Laela: You’re right: Many low-code apps do look very similar from the outside. We think that the winners will focus on specific functional or vertical approaches early on as a way to differentiate. We believe there is more platform differentiation at the higher end of the market serving large enterprises where security features and platform sophistication is required to get buy-in from IT departments. It is a bit murkier in the low ACV end of the market where there are many collaboration platforms and products claiming low-code/no-code capabilities, but it is harder to differentiate, and these companies will rely on mass marketing channels or organic growth to expand. The other good news for low-code/no-code platforms is that they are inherently sticky given the multiple integration points and internalized business logic.
I don’t think that a monolithic no-code company will “win” the market. That’s part of what makes this so interesting to investors — that there’s opportunity for multiple winners. That said, I won’t be surprised if we see legacy players looking to buy no-code startups and try to accelerate consolidation.
TechCrunch: What industries or market areas feel particularly ripe for low-code/no-code software solutions?
Laela: We view the most attractive markets as those with an imbalance of supply and demand of technical resources. The biggest opportunities tend to lie in targeting large enterprises in legacy industries such as financial services, where there is a critical need to improve digital capabilities to avoid disruption, but oftentimes a dearth of sufficient internal technical talent available to build needed new products. Other areas where we see opportunity because they’ve traditionally required intensive IT resources include internal tools, business intelligence and middleware.
TechCrunch: Does customer demand for low-code/no-code services match the market enthusiasm we’ve seen for them?
Laela: For the most part, yes. But you need to keep in mind that enterprises aren’t trying to buy a shiny new no-code tool; they’re trying to buy a solution to a pressing business problem, such as automating overly manual business processes, digitally onboarding customers, managing internal tools or maintaining web content. If the optimal solution involves a no-code tool, so be it, but they’re not approaching the sales cycle as a hunt for no-code tools.
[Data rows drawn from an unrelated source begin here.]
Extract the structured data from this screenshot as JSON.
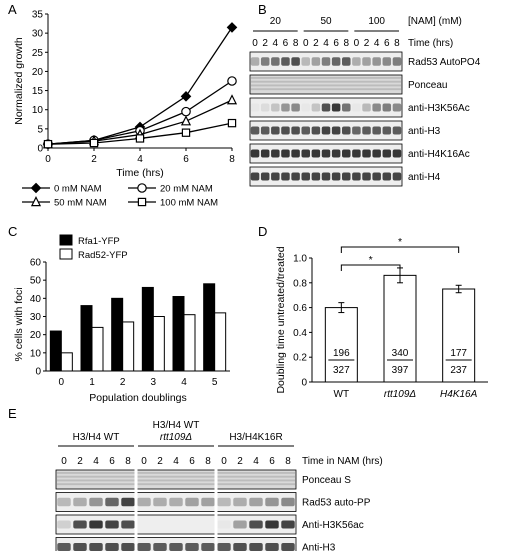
{
  "panels": {
    "a": {
      "letter": "A"
    },
    "b": {
      "letter": "B"
    },
    "c": {
      "letter": "C"
    },
    "d": {
      "letter": "D"
    },
    "e": {
      "letter": "E"
    }
  },
  "chart_data": [
    {
      "panel": "A",
      "type": "line",
      "xlabel": "Time (hrs)",
      "ylabel": "Normalized growth",
      "xlim": [
        0,
        8
      ],
      "ylim": [
        0,
        35
      ],
      "x": [
        0,
        2,
        4,
        6,
        8
      ],
      "xticks": [
        "0",
        "2",
        "4",
        "6",
        "8"
      ],
      "yticks": [
        "0",
        "5",
        "10",
        "15",
        "20",
        "25",
        "30",
        "35"
      ],
      "series": [
        {
          "name": "0 mM NAM",
          "marker": "diamond-filled",
          "values": [
            1,
            2,
            5.5,
            13.5,
            31.5
          ]
        },
        {
          "name": "20 mM NAM",
          "marker": "circle-open",
          "values": [
            1,
            2,
            4.5,
            9.5,
            17.5
          ]
        },
        {
          "name": "50 mM NAM",
          "marker": "triangle-open",
          "values": [
            1,
            1.8,
            3.5,
            7,
            12.5
          ]
        },
        {
          "name": "100 mM NAM",
          "marker": "square-open",
          "values": [
            1,
            1.3,
            2.5,
            4,
            6.5
          ]
        }
      ],
      "legend_position": "bottom"
    },
    {
      "panel": "C",
      "type": "bar",
      "xlabel": "Population doublings",
      "ylabel": "% cells with foci",
      "ylim": [
        0,
        60
      ],
      "categories": [
        "0",
        "1",
        "2",
        "3",
        "4",
        "5"
      ],
      "yticks": [
        "0",
        "10",
        "20",
        "30",
        "40",
        "50",
        "60"
      ],
      "series": [
        {
          "name": "Rfa1-YFP",
          "color": "#000000",
          "values": [
            22,
            36,
            40,
            46,
            41,
            48
          ]
        },
        {
          "name": "Rad52-YFP",
          "color": "#ffffff",
          "values": [
            10,
            24,
            27,
            30,
            31,
            32
          ]
        }
      ],
      "legend_position": "top-left"
    },
    {
      "panel": "D",
      "type": "bar",
      "ylabel": "Doubling time untreated/treated",
      "ylim": [
        0,
        1.0
      ],
      "categories": [
        "WT",
        "rtt109Δ",
        "H4K16A"
      ],
      "category_italic": [
        false,
        true,
        true
      ],
      "yticks": [
        "0",
        "0.2",
        "0.4",
        "0.6",
        "0.8",
        "1.0"
      ],
      "values": [
        0.6,
        0.86,
        0.75
      ],
      "errors": [
        0.04,
        0.06,
        0.03
      ],
      "numerators": [
        "196",
        "340",
        "177"
      ],
      "denominators": [
        "327",
        "397",
        "237"
      ],
      "significance": [
        {
          "from": 0,
          "to": 1,
          "label": "*"
        },
        {
          "from": 0,
          "to": 2,
          "label": "*"
        }
      ]
    }
  ],
  "blot_b": {
    "header_label": "[NAM] (mM)",
    "time_label": "Time (hrs)",
    "groups": [
      {
        "label": "20",
        "times": [
          "0",
          "2",
          "4",
          "6",
          "8"
        ]
      },
      {
        "label": "50",
        "times": [
          "0",
          "2",
          "4",
          "6",
          "8"
        ]
      },
      {
        "label": "100",
        "times": [
          "0",
          "2",
          "4",
          "6",
          "8"
        ]
      }
    ],
    "rows": [
      {
        "label": "Rad53 AutoPO4",
        "kind": "auto",
        "intensity": [
          0.35,
          0.55,
          0.6,
          0.7,
          0.75,
          0.3,
          0.4,
          0.55,
          0.65,
          0.7,
          0.35,
          0.4,
          0.45,
          0.5,
          0.55
        ]
      },
      {
        "label": "Ponceau",
        "kind": "smear",
        "intensity": [
          0.5,
          0.5,
          0.5,
          0.5,
          0.5,
          0.5,
          0.5,
          0.5,
          0.5,
          0.5,
          0.5,
          0.5,
          0.5,
          0.5,
          0.5
        ]
      },
      {
        "label": "anti-H3K56Ac",
        "kind": "band",
        "intensity": [
          0.1,
          0.15,
          0.25,
          0.45,
          0.5,
          0.1,
          0.25,
          0.75,
          0.85,
          0.6,
          0.1,
          0.3,
          0.5,
          0.55,
          0.5
        ]
      },
      {
        "label": "anti-H3",
        "kind": "band",
        "intensity": [
          0.7,
          0.7,
          0.75,
          0.75,
          0.75,
          0.7,
          0.75,
          0.8,
          0.8,
          0.75,
          0.65,
          0.7,
          0.7,
          0.7,
          0.7
        ]
      },
      {
        "label": "anti-H4K16Ac",
        "kind": "band",
        "intensity": [
          0.85,
          0.85,
          0.85,
          0.85,
          0.85,
          0.85,
          0.85,
          0.85,
          0.85,
          0.85,
          0.85,
          0.85,
          0.85,
          0.85,
          0.85
        ]
      },
      {
        "label": "anti-H4",
        "kind": "band",
        "intensity": [
          0.8,
          0.8,
          0.8,
          0.8,
          0.8,
          0.8,
          0.8,
          0.8,
          0.8,
          0.8,
          0.8,
          0.8,
          0.8,
          0.8,
          0.8
        ]
      }
    ]
  },
  "blot_e": {
    "time_label": "Time in NAM (hrs)",
    "groups": [
      {
        "label_line1": "H3/H4 WT",
        "label_line2": "",
        "times": [
          "0",
          "2",
          "4",
          "6",
          "8"
        ]
      },
      {
        "label_line1": "H3/H4 WT",
        "label_line2": "rtt109Δ",
        "times": [
          "0",
          "2",
          "4",
          "6",
          "8"
        ]
      },
      {
        "label_line1": "H3/H4K16R",
        "label_line2": "",
        "times": [
          "0",
          "2",
          "4",
          "6",
          "8"
        ]
      }
    ],
    "rows": [
      {
        "label": "Ponceau S",
        "kind": "smear",
        "intensity": [
          0.5,
          0.5,
          0.5,
          0.5,
          0.5,
          0.5,
          0.5,
          0.5,
          0.5,
          0.5,
          0.5,
          0.5,
          0.5,
          0.5,
          0.5
        ]
      },
      {
        "label": "Rad53 auto-PP",
        "kind": "auto",
        "intensity": [
          0.3,
          0.35,
          0.45,
          0.65,
          0.8,
          0.35,
          0.35,
          0.35,
          0.4,
          0.4,
          0.3,
          0.35,
          0.4,
          0.45,
          0.5
        ]
      },
      {
        "label": "Anti-H3K56ac",
        "kind": "band",
        "intensity": [
          0.2,
          0.75,
          0.85,
          0.8,
          0.75,
          0.0,
          0.0,
          0.0,
          0.0,
          0.0,
          0.1,
          0.4,
          0.75,
          0.85,
          0.8
        ]
      },
      {
        "label": "Anti-H3",
        "kind": "band",
        "intensity": [
          0.7,
          0.75,
          0.75,
          0.75,
          0.75,
          0.7,
          0.7,
          0.7,
          0.7,
          0.7,
          0.7,
          0.75,
          0.75,
          0.75,
          0.75
        ]
      }
    ]
  }
}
Over the past few months, there’s been a huge acceleration in market enthusiasm. While modernization has long hovered over many businesses as something they know they needed to but weren’t in a rush to tackle, COVID has made it an urgent necessity. Switching from legacy approaches to a no-code approach is like transforming a toddler into a marathon runner; the improvements to their ability to move quickly and with stability and agility are dramatic.
TechCrunch: Low-code/no-code is not a business model. All the same, do companies that have elements of the product type have similar economics/metrics to traditional SaaS businesses?
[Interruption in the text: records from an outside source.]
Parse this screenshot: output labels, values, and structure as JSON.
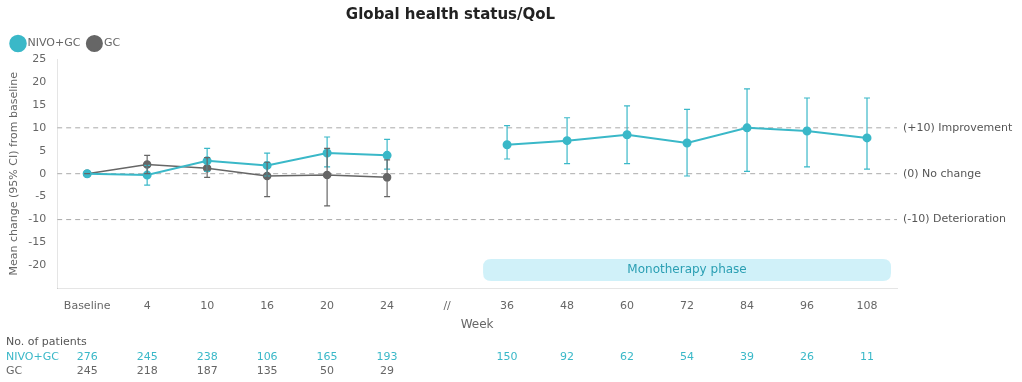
{
  "chart_data": {
    "type": "line",
    "title": "Global health status/QoL",
    "x_label": "Week",
    "y_label": "Mean change (95% CI) from baseline",
    "categories": [
      "Baseline",
      "4",
      "10",
      "16",
      "20",
      "24",
      "//",
      "36",
      "48",
      "60",
      "72",
      "84",
      "96",
      "108"
    ],
    "series": [
      {
        "name": "NIVO+GC",
        "color": "#3ab8c8",
        "marker": "circle",
        "line_style": "solid",
        "values": [
          0.0,
          -0.3,
          2.8,
          1.8,
          4.5,
          4.0,
          null,
          6.3,
          7.2,
          8.5,
          6.7,
          10.0,
          9.3,
          7.8
        ],
        "ci_low": [
          0.0,
          -2.5,
          0.5,
          -0.5,
          1.5,
          1.0,
          null,
          3.2,
          2.2,
          2.2,
          -0.5,
          0.5,
          1.5,
          1.0
        ],
        "ci_high": [
          0.0,
          1.8,
          5.5,
          4.5,
          8.0,
          7.5,
          null,
          10.5,
          12.2,
          14.8,
          14.0,
          18.5,
          16.5,
          16.5
        ],
        "patients": [
          276,
          245,
          238,
          106,
          165,
          193,
          null,
          150,
          92,
          62,
          54,
          39,
          26,
          11
        ]
      },
      {
        "name": "GC",
        "color": "#666666",
        "marker": "circle",
        "line_style": "solid",
        "values": [
          0.0,
          2.0,
          1.2,
          -0.5,
          -0.3,
          -0.8,
          null,
          null,
          null,
          null,
          null,
          null,
          null,
          null
        ],
        "ci_low": [
          0.0,
          0.0,
          -0.8,
          -5.0,
          -7.0,
          -5.0,
          null,
          null,
          null,
          null,
          null,
          null,
          null,
          null
        ],
        "ci_high": [
          0.0,
          4.0,
          3.5,
          2.5,
          5.5,
          3.0,
          null,
          null,
          null,
          null,
          null,
          null,
          null,
          null
        ],
        "patients": [
          245,
          218,
          187,
          135,
          50,
          29,
          null,
          null,
          null,
          null,
          null,
          null,
          null,
          null
        ]
      }
    ],
    "ylim": [
      -25,
      25
    ],
    "yticks": [
      -20,
      -15,
      -10,
      -5,
      0,
      5,
      10,
      15,
      20,
      25
    ],
    "grid": false,
    "legend": "upper left",
    "reference_lines": [
      {
        "value": 10,
        "label": "(+10) Improvement",
        "line_style": "dashed"
      },
      {
        "value": 0,
        "label": "(0) No change",
        "line_style": "dashed"
      },
      {
        "value": -10,
        "label": "(-10) Deterioration",
        "line_style": "dashed"
      }
    ],
    "annotations": [
      {
        "text": "Monotherapy phase",
        "from": "36",
        "to": "108",
        "y": -21,
        "color": "#c8eef8"
      }
    ],
    "patients_title": "No. of patients"
  }
}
Laela: Absolutely — these businesses look like the end markets they’re trying to replace and tend to be priced similarly to SaaS-based businesses. They also tend to be very sticky and have great expansion properties as enterprises use them for additional use cases. One caveat is that we see many platforms priced based on subscriptions, as well as others that are more transaction-driven and priced on usage.
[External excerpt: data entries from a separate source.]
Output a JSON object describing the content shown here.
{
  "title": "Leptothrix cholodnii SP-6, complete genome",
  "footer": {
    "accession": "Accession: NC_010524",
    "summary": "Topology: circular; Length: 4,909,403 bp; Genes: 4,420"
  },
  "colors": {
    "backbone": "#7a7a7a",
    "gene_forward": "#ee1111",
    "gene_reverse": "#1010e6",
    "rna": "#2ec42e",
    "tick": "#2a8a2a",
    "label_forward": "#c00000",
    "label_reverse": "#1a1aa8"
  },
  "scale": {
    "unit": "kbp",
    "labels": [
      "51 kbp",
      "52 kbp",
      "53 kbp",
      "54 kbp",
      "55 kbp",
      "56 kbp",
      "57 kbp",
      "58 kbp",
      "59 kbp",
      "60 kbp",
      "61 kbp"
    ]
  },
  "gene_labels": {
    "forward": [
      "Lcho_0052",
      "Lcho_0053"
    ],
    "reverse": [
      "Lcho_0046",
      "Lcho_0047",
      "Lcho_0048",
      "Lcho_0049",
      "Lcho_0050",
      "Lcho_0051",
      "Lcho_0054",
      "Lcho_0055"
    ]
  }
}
TechCrunch: How has VC competition for access to interesting/enticing low-code/no-code rounds changed in the last 18 months? More competitive? Less? How has this impacted pricing?
Laela: Whenever you see the emergence of clear secular trends driving long-term adoption, you’re going to see a lot of investor interest. That typically does drive valuations up. The exciting thing for founders is that since this is still such a new and largely wide open market opportunity, most of the activity is in the early-stage fundings. Those early-stage companies are being funded at an accelerating pace. We are excitedly watching this young cohort of emerging no-code companies and intend to invest in the trend for years to come.